As governments and organizations begin to map tungiasis in their countries and to implement intervention programs, it will be important to have clear definitions for identifying target populations and intervention goals. Previously the three-tier classification of disease severity has been used, based only on flea counts with no description of how this correlated with symptoms. Since WHO guidelines for the control of other NTDs use targets based on two-tier levels of morbidity caused by different infection intensities, we propose a two-tier classification for tungiasis based on the Clinical score of 10. As with other NTDs, assessment of symptoms is time consuming, and parasite counts quicker and simpler to conduct for large scale public health projects, so we recommend a total flea count of 10 is an appropriate threshold for severe disease.

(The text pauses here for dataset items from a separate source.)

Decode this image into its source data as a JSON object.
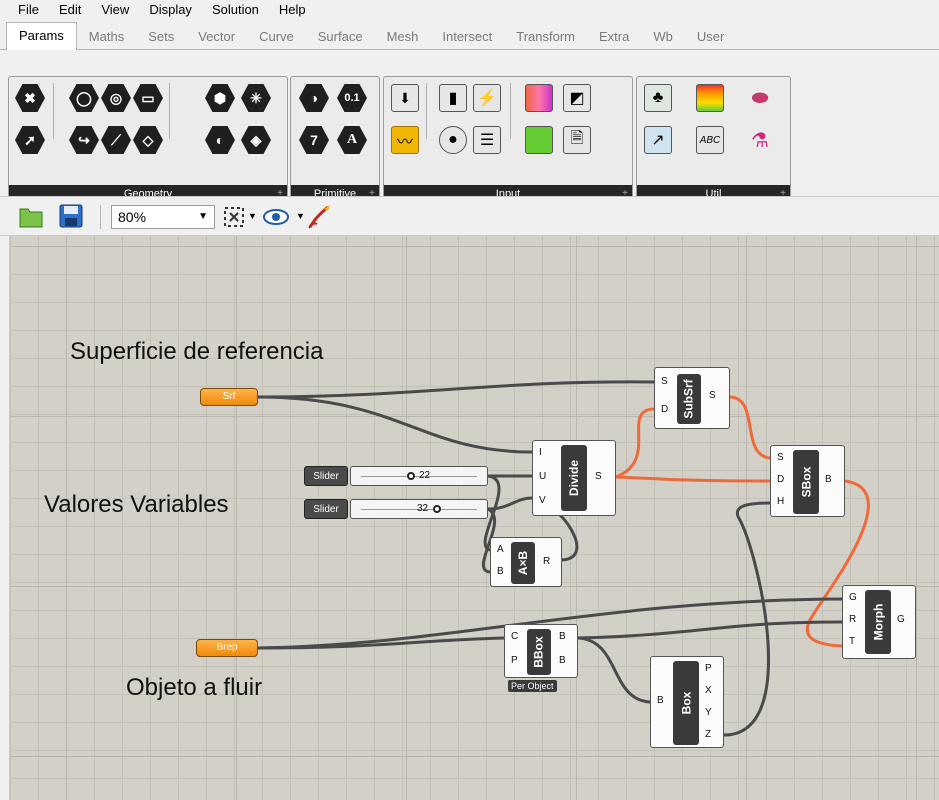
{
  "menu": [
    "File",
    "Edit",
    "View",
    "Display",
    "Solution",
    "Help"
  ],
  "tabs": [
    "Params",
    "Maths",
    "Sets",
    "Vector",
    "Curve",
    "Surface",
    "Mesh",
    "Intersect",
    "Transform",
    "Extra",
    "Wb",
    "User"
  ],
  "active_tab": "Params",
  "groups": {
    "geometry": "Geometry",
    "primitive": "Primitive",
    "input": "Input",
    "util": "Util"
  },
  "primitive_icons": {
    "number": "0.1",
    "integer": "7",
    "text": "A"
  },
  "toolbar": {
    "zoom": "80%"
  },
  "canvas_labels": {
    "surface": "Superficie de referencia",
    "variables": "Valores Variables",
    "object": "Objeto a fluir"
  },
  "components": {
    "srf": "Srf",
    "brep": "Brep",
    "subsrf": {
      "name": "SubSrf",
      "in": [
        "S",
        "D"
      ],
      "out": [
        "S"
      ]
    },
    "divide": {
      "name": "Divide",
      "in": [
        "I",
        "U",
        "V"
      ],
      "out": [
        "S"
      ]
    },
    "sbox": {
      "name": "SBox",
      "in": [
        "S",
        "D",
        "H"
      ],
      "out": [
        "B"
      ]
    },
    "axb": {
      "name": "A×B",
      "in": [
        "A",
        "B"
      ],
      "out": [
        "R"
      ]
    },
    "morph": {
      "name": "Morph",
      "in": [
        "G",
        "R",
        "T"
      ],
      "out": [
        "G"
      ]
    },
    "bbox": {
      "name": "BBox",
      "in": [
        "C",
        "P"
      ],
      "out": [
        "B",
        "B"
      ],
      "caption": "Per Object"
    },
    "box": {
      "name": "Box",
      "in": [
        "B"
      ],
      "out": [
        "P",
        "X",
        "Y",
        "Z"
      ]
    }
  },
  "sliders": [
    {
      "label": "Slider",
      "value": "22"
    },
    {
      "label": "Slider",
      "value": "32"
    }
  ]
}
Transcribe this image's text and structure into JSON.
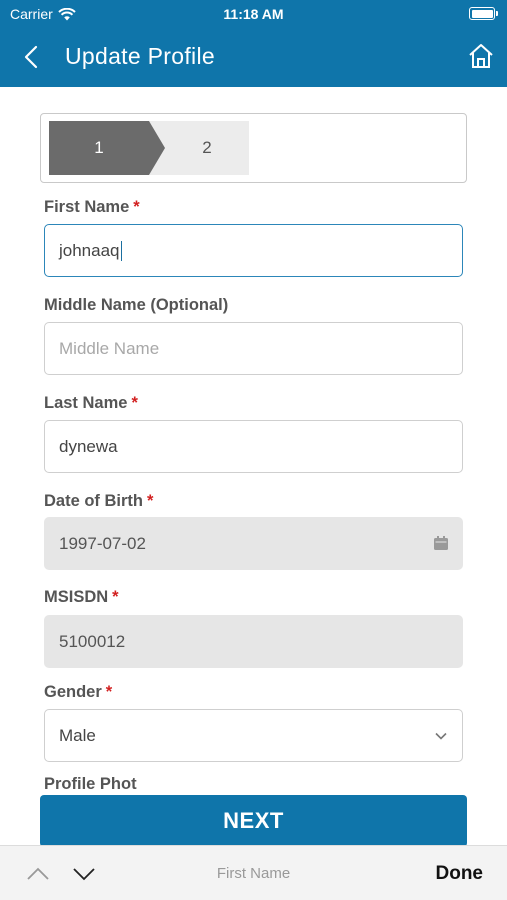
{
  "status": {
    "carrier": "Carrier",
    "time": "11:18 AM",
    "battery_level": 1.0
  },
  "header": {
    "title": "Update Profile"
  },
  "stepper": {
    "steps": [
      "1",
      "2"
    ],
    "active": 1
  },
  "form": {
    "first_name": {
      "label": "First Name",
      "required": "*",
      "value": "johnaaq"
    },
    "middle_name": {
      "label": "Middle Name (Optional)",
      "placeholder": "Middle Name",
      "value": ""
    },
    "last_name": {
      "label": "Last Name",
      "required": "*",
      "value": "dynewa"
    },
    "dob": {
      "label": "Date of Birth",
      "required": "*",
      "value": "1997-07-02"
    },
    "msisdn": {
      "label": "MSISDN",
      "required": "*",
      "value": "5100012"
    },
    "gender": {
      "label": "Gender",
      "required": "*",
      "value": "Male"
    },
    "profile_photo_peek": "Profile Phot"
  },
  "actions": {
    "next_label": "NEXT"
  },
  "keyboard_toolbar": {
    "field_name": "First Name",
    "done_label": "Done"
  },
  "colors": {
    "brand": "#0f75aa",
    "required": "#d21f1f",
    "step_active": "#6b6b6b"
  }
}
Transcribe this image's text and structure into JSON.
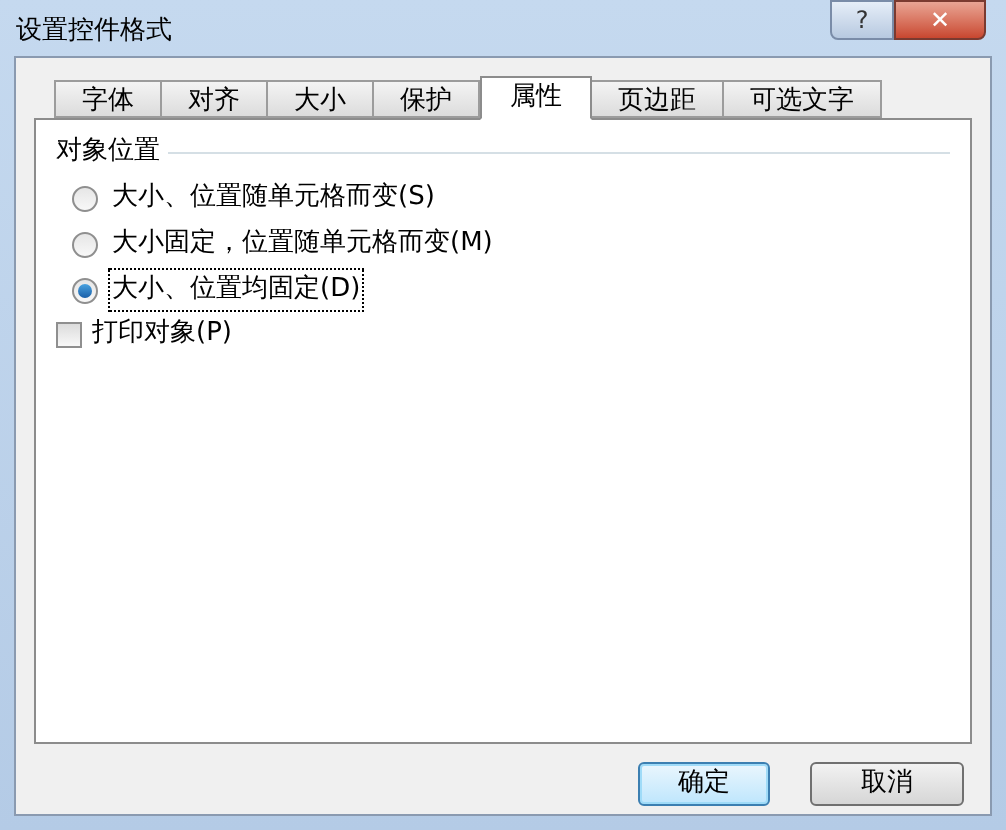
{
  "window": {
    "title": "设置控件格式",
    "help": "?",
    "close": "✕"
  },
  "tabs": [
    {
      "label": "字体",
      "selected": false
    },
    {
      "label": "对齐",
      "selected": false
    },
    {
      "label": "大小",
      "selected": false
    },
    {
      "label": "保护",
      "selected": false
    },
    {
      "label": "属性",
      "selected": true
    },
    {
      "label": "页边距",
      "selected": false
    },
    {
      "label": "可选文字",
      "selected": false
    }
  ],
  "group": {
    "title": "对象位置",
    "options": [
      {
        "label": "大小、位置随单元格而变(S)",
        "selected": false,
        "focused": false
      },
      {
        "label": "大小固定，位置随单元格而变(M)",
        "selected": false,
        "focused": false
      },
      {
        "label": "大小、位置均固定(D)",
        "selected": true,
        "focused": true
      }
    ]
  },
  "print_object": {
    "label": "打印对象(P)",
    "checked": false
  },
  "buttons": [
    {
      "label": "确定",
      "default": true
    },
    {
      "label": "取消",
      "default": false
    }
  ]
}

This study had three main limitations. While the pandemic accidentally afforded the opportunity to observe the impact of school closures, it also meant we could not continue the randomized sampling of pupils in all communities that was needed to obtain prevalence estimates across all sampling sites. Secondly, school-based sampling means the study would have missed children from the poorest families who cannot afford to send their children to school and given the association of tungiasis with poverty [6], possibly the most affected children. In addition, the survey would have missed those children who may have been unable to walk to school on account of having severe tungiasis. However, this was likely to have a minimal impact on the study outcomes since some children with high intensity infections were identified in the schools. Lastly, the study did not assess other measures of inflammation such as oedema, erythema and warmness of skin to compare with the thermographic measure.

Conclusions

Tungiasis is a highly heterogeneous disease with the prevalence in schools varying considerably. Prevalence of tungiasis was positively correlated with infection intensity and with morbidity. Simplified thermography is a valuable addition for assessing morbidity associated with tungiasis and will be useful to assess the efficacy of treatment in future clinical trials. Along with other pathologies, thermography helped to classify mild and severe disease which will be used in our future studies on the impact of tungiasis. Fortuitously, the survey spanned the COVID-19 school closures and demonstrated that when children spent an extended period out of school, the prevalence, intensity and morbidity of tungiasis increased significantly indicating prevention measures and education should target household level infrastructure and behavior.